GitLab Runner Docker-in-Docker image pulls failing with DNS timeout

While running CI jobs through a GitLab Runner, image pulls kept failing with the following error:

WARNING: Failed to pull image with policy "always": Error response from daemon: Get "https://registry-1.docker.io/v2/": dial tcp: lookup registry-1.docker.io on 127.0.0.1:53: read udp 127.0.0.1:51656->127.0.0.1:53: i/o timeout
ERROR: Job failed: failed to pull image "docker:28.5.2-dind" with specified policies [always]

The host machine’s /etc/resolv.conf had nameserver 127.0.0.1 - a local resolver that only works on the host itself.

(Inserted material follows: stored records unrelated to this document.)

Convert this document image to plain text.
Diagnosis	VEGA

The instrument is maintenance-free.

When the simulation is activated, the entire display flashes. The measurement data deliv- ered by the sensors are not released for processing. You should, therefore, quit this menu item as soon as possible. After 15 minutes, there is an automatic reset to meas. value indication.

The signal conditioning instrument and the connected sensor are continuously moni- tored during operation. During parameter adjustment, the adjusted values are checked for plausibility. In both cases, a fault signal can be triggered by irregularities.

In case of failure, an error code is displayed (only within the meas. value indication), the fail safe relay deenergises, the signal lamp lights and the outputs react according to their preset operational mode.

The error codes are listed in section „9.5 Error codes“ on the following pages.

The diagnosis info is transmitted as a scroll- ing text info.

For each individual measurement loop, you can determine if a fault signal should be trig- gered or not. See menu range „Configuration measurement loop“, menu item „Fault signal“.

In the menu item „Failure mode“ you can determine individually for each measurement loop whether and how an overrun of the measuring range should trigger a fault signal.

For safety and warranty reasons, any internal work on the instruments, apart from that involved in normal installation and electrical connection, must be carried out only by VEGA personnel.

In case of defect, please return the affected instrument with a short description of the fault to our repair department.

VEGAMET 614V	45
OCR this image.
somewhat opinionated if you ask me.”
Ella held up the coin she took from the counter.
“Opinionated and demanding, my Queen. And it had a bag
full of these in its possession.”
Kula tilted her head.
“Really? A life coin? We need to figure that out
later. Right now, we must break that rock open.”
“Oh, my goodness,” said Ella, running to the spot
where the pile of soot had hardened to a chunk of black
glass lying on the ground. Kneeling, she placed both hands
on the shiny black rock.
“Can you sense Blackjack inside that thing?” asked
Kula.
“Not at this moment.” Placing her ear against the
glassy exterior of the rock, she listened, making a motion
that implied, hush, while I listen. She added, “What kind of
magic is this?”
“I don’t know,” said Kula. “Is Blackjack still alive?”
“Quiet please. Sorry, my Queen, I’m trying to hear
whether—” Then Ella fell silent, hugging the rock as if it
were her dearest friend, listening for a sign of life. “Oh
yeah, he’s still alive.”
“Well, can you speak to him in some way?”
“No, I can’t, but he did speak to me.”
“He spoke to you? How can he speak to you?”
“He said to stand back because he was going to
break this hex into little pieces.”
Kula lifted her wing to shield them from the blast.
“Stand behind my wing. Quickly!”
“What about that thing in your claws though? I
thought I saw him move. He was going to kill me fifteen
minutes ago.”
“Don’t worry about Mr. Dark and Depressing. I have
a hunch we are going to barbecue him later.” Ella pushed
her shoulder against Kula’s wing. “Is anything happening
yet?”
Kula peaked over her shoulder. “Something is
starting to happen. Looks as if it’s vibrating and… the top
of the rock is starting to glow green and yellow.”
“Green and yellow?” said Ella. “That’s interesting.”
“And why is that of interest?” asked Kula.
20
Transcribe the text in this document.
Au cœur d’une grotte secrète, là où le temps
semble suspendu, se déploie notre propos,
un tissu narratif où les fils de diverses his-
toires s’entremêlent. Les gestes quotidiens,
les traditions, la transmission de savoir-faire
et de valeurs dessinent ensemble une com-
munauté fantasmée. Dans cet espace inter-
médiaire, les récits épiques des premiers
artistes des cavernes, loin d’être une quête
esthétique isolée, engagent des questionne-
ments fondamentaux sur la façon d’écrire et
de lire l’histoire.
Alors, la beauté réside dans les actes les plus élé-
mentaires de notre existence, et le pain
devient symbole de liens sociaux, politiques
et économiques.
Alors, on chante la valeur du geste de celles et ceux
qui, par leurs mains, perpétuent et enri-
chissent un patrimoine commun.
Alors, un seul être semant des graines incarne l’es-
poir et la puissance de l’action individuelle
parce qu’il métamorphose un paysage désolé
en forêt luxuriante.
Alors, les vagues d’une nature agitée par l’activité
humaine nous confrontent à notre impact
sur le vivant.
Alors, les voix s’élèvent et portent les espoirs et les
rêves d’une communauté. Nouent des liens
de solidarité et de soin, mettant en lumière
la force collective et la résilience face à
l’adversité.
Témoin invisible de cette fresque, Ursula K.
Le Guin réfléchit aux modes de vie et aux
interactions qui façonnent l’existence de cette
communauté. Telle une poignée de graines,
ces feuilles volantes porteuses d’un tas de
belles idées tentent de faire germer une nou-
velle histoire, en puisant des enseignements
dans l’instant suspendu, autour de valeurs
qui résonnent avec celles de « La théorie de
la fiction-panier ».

When the GitLab Runner spawned a Docker-in-Docker (DinD) service container, the inner Docker daemon inside DinD had no daemon.json of its own. It read /etc/resolv.conf and inherited 127.0.0.1:53 as its nameserver. Inside a container, 127.0.0.1 is the container’s own loopback interface - nothing listens on port 53 there - so every DNS lookup timed out and image pulls failed.

The host’s /etc/docker/daemon.json did have 1.1.1.1 and 8.8.8.8 configured, but that only governs DNS for containers spawned by the host Docker daemon. The inner DinD daemon is a separate process that does not inherit that setting. Checking /etc/resolv.conf inside the runner container itself showed Docker’s embedded DNS at 127.0.0.11, which was healthy - the problem was one layer deeper, inside DinD.

The fix is to pass explicit DNS servers through the GitLab Runner config so every spawned container, including DinD, gets real nameservers. Add the following to each [runners.docker] section in /etc/gitlab-runner/config.toml:

[runners.docker]
  dns = ["1.1.1.1", "8.8.8.8"]

To apply this without a shell inside the runner container:

docker cp <runner-container-id>:/etc/gitlab-runner/config.toml /tmp/config.toml
nano /tmp/config.toml
docker cp /tmp/config.toml <runner-container-id>:/etc/gitlab-runner/config.toml
docker exec <runner-container-id> gitlab-runner restart

Image pulls should succeed after the runner restarts.